Taking on the Known Unknowns
posted by Frank Pasquale
As information proliferates, I predict that secret algorithms are going to play a much larger role in our society. That’s one reason I joined Oren Bracha to write a piece on the proper limits of secrecy in dominant search engines’ operations.
Silicon Valley prawf Eric Goldman is a lot more optimistic about the role of search engines in society, and he suggests that Oren and I are digital Don Quixotes:
While illegitimate suppression is an analytically interesting issue (not dissimilar to a situation where a newspaper editorial team is out to “get” a particular individual or company), the paper doesn’t offer much empirical evidence showing search engines actually engage (or have engaged) in the behavior that the paper seeks to redress. Thus, the paper may build a strong theoretical construct to attack a non-existent practice.
Oren has responded, and I have a bit of a “surreply” to Eric’s response to Oren.
First, here is an excerpt of Oren’s defense of our attempt to address the “known unknown” of search manipulation (which Goldman graciously posted):
Do search engines engage in targeted discrimination? . . . In fact, it is nearly impossible to know. This is an important part of the problem and this is our point! Search Engines’ practices form a “black box” nearly inaccessible to others.
The basic technology is asymmetric: the search engine has all the information about its practices and the user or listed entity has almost none. As a matter of business practices, search engines are [justifiably] very secretive . . . . The law too plays its part in creating this veil of secrecy. Trade secret law affords protection to such information. [Courts' tendency to dismiss] any cause of action in regard to manipulation minimizes the prospect that the information will ever be divulged.

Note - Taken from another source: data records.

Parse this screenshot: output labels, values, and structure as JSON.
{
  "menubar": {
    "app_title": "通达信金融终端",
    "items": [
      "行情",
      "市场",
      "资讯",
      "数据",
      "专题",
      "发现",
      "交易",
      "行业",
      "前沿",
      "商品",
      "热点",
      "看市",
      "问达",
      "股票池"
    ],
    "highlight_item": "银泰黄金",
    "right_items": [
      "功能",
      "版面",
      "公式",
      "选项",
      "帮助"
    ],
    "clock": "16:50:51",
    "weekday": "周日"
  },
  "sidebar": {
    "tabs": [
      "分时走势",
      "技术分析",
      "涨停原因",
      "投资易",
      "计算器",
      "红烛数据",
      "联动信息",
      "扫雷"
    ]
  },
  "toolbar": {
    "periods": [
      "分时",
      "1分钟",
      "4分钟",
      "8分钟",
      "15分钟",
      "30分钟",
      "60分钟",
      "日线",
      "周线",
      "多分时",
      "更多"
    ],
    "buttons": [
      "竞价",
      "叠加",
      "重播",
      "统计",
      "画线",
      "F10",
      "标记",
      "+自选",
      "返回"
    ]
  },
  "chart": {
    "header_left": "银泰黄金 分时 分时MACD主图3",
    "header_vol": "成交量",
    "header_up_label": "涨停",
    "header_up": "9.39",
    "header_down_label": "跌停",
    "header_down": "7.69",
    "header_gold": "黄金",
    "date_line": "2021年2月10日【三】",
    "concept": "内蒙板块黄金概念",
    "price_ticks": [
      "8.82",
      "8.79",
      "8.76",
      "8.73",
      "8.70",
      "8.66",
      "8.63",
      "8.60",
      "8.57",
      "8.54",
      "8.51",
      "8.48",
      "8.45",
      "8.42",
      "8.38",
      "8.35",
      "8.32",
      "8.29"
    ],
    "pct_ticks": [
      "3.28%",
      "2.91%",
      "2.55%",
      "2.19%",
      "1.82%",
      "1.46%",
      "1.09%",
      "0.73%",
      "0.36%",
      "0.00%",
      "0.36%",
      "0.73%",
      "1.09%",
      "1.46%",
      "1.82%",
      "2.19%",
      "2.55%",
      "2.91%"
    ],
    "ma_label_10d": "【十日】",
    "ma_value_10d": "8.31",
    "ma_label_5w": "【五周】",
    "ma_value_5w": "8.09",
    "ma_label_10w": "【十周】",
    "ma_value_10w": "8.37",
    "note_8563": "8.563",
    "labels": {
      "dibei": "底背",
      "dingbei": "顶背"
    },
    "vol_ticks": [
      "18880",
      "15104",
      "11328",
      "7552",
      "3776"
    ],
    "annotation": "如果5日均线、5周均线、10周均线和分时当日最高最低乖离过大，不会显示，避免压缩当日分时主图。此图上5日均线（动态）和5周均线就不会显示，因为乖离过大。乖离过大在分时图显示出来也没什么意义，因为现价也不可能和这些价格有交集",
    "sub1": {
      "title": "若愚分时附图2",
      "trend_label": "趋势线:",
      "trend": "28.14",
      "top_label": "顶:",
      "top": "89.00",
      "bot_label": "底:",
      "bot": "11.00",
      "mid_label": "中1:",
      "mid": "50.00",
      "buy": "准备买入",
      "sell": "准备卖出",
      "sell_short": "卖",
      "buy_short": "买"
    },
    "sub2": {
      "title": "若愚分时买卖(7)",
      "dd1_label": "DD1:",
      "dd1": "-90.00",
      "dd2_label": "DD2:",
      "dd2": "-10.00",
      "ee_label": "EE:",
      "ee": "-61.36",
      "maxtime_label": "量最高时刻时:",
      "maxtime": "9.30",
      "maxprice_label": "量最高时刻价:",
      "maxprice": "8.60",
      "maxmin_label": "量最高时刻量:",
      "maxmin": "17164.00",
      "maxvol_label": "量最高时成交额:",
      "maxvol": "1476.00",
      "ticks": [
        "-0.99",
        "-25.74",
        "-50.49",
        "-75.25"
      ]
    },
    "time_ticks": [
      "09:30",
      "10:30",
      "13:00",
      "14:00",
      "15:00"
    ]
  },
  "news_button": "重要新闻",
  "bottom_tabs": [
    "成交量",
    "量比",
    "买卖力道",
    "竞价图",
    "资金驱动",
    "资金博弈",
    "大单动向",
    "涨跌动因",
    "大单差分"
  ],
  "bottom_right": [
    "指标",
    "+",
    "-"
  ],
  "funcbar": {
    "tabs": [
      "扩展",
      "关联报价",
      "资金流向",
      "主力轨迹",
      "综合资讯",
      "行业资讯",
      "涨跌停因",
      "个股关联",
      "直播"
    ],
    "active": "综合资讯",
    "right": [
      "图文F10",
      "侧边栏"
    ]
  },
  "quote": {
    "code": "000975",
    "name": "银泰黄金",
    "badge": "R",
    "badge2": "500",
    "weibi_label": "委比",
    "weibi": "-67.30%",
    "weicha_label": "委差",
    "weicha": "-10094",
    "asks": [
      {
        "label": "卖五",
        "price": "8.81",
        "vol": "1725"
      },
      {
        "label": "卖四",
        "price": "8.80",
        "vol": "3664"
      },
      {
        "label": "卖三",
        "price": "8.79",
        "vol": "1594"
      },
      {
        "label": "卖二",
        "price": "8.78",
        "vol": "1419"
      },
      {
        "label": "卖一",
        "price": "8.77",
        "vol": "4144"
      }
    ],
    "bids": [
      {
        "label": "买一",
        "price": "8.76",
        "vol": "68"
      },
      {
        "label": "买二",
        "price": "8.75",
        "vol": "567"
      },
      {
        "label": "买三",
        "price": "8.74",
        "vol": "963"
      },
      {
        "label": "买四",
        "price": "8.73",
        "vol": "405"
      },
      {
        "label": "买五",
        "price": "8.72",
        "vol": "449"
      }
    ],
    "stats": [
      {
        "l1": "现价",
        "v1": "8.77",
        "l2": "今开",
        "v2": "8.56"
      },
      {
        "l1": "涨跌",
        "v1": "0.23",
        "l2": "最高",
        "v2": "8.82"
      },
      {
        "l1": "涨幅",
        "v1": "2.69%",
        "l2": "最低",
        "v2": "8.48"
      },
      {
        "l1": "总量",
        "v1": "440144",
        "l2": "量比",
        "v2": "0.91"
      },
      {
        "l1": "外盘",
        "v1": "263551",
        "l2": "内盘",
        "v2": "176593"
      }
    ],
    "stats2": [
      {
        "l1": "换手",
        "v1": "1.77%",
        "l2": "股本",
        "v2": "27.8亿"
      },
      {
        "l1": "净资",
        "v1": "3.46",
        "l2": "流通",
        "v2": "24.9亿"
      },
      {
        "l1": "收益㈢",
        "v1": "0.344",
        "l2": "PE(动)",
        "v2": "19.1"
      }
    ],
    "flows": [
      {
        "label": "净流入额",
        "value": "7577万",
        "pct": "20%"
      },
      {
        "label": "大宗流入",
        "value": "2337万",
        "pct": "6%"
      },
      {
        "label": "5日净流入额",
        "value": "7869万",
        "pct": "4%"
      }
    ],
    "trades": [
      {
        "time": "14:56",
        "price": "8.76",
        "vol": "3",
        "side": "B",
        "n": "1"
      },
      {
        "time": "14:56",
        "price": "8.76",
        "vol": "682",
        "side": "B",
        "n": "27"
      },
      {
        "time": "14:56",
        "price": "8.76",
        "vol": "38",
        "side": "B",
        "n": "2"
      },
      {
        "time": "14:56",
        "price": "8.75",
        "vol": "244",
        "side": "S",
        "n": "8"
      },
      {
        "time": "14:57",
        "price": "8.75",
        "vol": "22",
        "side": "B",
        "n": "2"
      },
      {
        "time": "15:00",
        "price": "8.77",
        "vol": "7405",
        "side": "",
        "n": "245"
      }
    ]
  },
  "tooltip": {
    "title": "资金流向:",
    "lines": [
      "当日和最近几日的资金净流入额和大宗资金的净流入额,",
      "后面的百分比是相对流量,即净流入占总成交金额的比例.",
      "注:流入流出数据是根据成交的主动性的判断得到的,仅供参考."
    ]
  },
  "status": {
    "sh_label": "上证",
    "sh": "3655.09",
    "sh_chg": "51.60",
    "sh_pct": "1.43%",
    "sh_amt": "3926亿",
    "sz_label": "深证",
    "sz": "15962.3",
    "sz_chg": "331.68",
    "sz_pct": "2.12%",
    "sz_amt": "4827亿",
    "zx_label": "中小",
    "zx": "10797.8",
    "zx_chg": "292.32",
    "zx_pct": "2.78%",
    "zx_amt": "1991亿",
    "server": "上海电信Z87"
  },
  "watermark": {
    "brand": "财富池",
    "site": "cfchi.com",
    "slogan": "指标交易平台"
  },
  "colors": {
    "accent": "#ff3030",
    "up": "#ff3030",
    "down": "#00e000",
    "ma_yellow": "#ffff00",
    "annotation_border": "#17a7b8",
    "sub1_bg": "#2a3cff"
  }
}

The net result is an opaque veil which is very hard to pierce. We simply don’t know what search engines do. This is part of a broader, and to my mind, troubling phenomenon of “the closed hood society” where areas of information crucial to public policy are shut away behind a secrecy wall.
To put it in fancy legal theory terms, there is a classic article by Felstiner, Abel and Sarat called “The Emergence and Transformation of Disputes: Naming, Blaming, Claiming.” It explains how before a legal dispute can ever arise there have to be conditions that allow claimants to recognize (name) the wrong, associate it with the culprit (blaming), and claim redress. In the current black box world of search engines there are some first signs of naming, but blaming and claiming is almost impossible.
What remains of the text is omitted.